Je me souviens qu’en 1989, on voyait apparaître des militants antichoix en se demandant d’où ils sortaient, alors qu’il nous semblait qu’on venait de tourner la page à ce sujet. Cela a mené à la plus importante manifestation pour l’avortement de l’histoire du Québec. C’est d’ailleurs à cette époque que j’ai commencé à faire des cauchemars dans lesquels j’étais enceinte, mais qu’il était trop tard pour me faire avorter.

Car il y a un suspense douloureux dans cette affaire, puisqu’à mesure que les procédures se multiplient, Chantale Daigle doit attendre avec un fœtus dont elle ne veut pas qui grossit dans son ventre. Il est hallucinant de revoir ça aujourd’hui dans une série très bien écrite par Daniel Thibault et Isabelle Pelletier, réalisée par Alexis Durand-Brault et portée par d’excellents interprètes – Éléonore Loiselle joue avec sensibilité Chantale Daigle et Antoine Pilon s’acquitte brillamment de la tâche ingrate d’incarner Jean-Guy Tremblay.

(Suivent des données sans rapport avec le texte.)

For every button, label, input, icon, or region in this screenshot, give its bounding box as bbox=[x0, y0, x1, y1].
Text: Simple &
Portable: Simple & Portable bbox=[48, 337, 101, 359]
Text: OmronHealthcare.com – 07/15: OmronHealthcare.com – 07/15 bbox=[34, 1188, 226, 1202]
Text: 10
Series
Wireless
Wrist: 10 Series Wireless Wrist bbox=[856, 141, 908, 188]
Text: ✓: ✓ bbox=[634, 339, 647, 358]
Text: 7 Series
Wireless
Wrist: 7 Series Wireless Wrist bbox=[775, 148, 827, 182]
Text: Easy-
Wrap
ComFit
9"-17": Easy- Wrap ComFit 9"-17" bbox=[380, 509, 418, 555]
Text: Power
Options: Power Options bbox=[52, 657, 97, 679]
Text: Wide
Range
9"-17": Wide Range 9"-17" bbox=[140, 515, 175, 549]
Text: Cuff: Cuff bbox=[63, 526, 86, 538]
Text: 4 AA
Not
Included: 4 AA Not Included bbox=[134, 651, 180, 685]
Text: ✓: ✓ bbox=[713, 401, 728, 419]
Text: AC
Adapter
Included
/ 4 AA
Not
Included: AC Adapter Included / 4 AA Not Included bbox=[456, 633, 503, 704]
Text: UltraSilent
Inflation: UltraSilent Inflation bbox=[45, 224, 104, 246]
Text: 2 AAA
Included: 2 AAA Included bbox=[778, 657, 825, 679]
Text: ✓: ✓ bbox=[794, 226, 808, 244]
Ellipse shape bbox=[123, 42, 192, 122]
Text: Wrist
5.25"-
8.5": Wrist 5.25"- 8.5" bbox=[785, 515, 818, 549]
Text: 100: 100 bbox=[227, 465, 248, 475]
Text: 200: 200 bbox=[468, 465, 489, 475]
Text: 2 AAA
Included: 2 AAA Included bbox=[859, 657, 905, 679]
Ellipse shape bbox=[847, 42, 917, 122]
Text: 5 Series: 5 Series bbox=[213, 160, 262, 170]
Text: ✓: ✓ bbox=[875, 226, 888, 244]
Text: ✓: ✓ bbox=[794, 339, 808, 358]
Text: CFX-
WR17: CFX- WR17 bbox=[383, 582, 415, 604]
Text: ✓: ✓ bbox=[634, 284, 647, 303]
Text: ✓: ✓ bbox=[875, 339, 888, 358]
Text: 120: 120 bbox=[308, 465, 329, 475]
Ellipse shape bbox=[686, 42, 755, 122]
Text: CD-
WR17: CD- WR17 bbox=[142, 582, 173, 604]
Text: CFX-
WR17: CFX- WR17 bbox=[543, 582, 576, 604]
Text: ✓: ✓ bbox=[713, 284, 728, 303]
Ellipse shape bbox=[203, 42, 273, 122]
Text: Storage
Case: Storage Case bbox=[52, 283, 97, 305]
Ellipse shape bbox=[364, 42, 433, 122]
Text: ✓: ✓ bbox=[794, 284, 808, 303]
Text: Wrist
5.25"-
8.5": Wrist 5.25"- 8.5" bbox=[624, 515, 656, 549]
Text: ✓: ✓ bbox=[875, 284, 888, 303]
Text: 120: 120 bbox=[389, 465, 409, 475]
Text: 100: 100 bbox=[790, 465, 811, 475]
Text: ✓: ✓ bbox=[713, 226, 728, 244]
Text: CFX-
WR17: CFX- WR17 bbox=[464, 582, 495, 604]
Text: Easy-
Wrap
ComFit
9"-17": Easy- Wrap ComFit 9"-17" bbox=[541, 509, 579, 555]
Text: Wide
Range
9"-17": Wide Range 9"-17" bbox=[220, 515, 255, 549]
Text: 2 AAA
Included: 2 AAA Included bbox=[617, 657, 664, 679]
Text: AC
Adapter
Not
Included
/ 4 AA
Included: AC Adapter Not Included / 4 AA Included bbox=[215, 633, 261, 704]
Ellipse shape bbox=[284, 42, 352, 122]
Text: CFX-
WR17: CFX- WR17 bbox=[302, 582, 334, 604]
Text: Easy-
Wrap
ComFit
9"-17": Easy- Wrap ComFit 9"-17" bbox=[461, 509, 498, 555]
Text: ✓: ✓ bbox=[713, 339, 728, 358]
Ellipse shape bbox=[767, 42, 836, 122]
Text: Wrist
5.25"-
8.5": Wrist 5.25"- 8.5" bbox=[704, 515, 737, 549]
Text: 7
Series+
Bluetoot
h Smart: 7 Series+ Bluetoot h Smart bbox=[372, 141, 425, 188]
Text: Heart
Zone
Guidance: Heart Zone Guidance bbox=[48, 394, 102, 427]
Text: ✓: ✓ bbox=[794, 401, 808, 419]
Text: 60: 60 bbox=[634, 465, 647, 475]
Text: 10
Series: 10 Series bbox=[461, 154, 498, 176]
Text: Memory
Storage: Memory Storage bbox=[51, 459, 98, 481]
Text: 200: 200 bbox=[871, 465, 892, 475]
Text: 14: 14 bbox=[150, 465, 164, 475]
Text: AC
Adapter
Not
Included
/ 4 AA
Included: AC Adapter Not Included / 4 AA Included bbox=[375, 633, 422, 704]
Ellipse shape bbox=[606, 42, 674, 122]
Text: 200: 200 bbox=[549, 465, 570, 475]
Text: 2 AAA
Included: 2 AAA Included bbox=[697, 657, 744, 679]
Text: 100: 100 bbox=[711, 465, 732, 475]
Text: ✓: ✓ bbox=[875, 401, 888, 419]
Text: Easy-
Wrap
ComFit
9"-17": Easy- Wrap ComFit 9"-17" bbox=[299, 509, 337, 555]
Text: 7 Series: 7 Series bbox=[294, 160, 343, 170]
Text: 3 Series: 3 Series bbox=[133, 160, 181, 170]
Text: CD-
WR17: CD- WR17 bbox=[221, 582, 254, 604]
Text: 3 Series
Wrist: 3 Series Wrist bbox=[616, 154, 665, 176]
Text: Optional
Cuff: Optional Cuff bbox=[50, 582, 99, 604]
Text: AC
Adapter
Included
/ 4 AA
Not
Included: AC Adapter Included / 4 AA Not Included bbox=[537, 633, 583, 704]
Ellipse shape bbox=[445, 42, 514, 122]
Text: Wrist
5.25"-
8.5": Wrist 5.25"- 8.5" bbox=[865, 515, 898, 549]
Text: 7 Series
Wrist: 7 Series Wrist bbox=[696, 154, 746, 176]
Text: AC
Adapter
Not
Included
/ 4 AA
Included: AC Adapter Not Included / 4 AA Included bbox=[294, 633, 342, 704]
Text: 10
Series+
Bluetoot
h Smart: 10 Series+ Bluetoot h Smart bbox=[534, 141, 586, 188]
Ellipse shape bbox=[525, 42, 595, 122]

Ce qui est particulièrement émouvant est de voir une modeste jeune femme de 21 ans faire face à un pouvoir médical et juridique peu concerné par ses droits fondamentaux, alors qu’elle sort tout juste d’une relation toxique avec un homme violent.

Chantale (avec un e), que je voyais alors comme une « madame », n’avait que cinq ans de plus que moi et était plongée dans un tourbillon judiciaire et médiatique bien malgré elle, en plus de devenir un symbole du droit à l’avortement. Quelque chose se jouait-là et concernait toutes les femmes. Loin de se laisser faire, Chantale Daigle ira se faire avorter aux États-Unis juste avant la décision de la Cour suprême, ce qui avait jeté tout le monde sur le cul et d’où le titre Désobéir. J’ai hâte de voir les prochains épisodes.

Avec le recul et par cette production, j’ai encore plus de respect pour cette femme, aujourd’hui mère de quatre enfants et qui mène une vie discrète. Je me demande même pourquoi on n’a pas fait une série sur ce sujet bien avant. Heureusement, une nouvelle génération pourra découvrir cette histoire aberrante, mais fondamentale. Et d’une Chantal (pas de e) à la Chantale (avec un e), j’ai juste envie de dire : merci.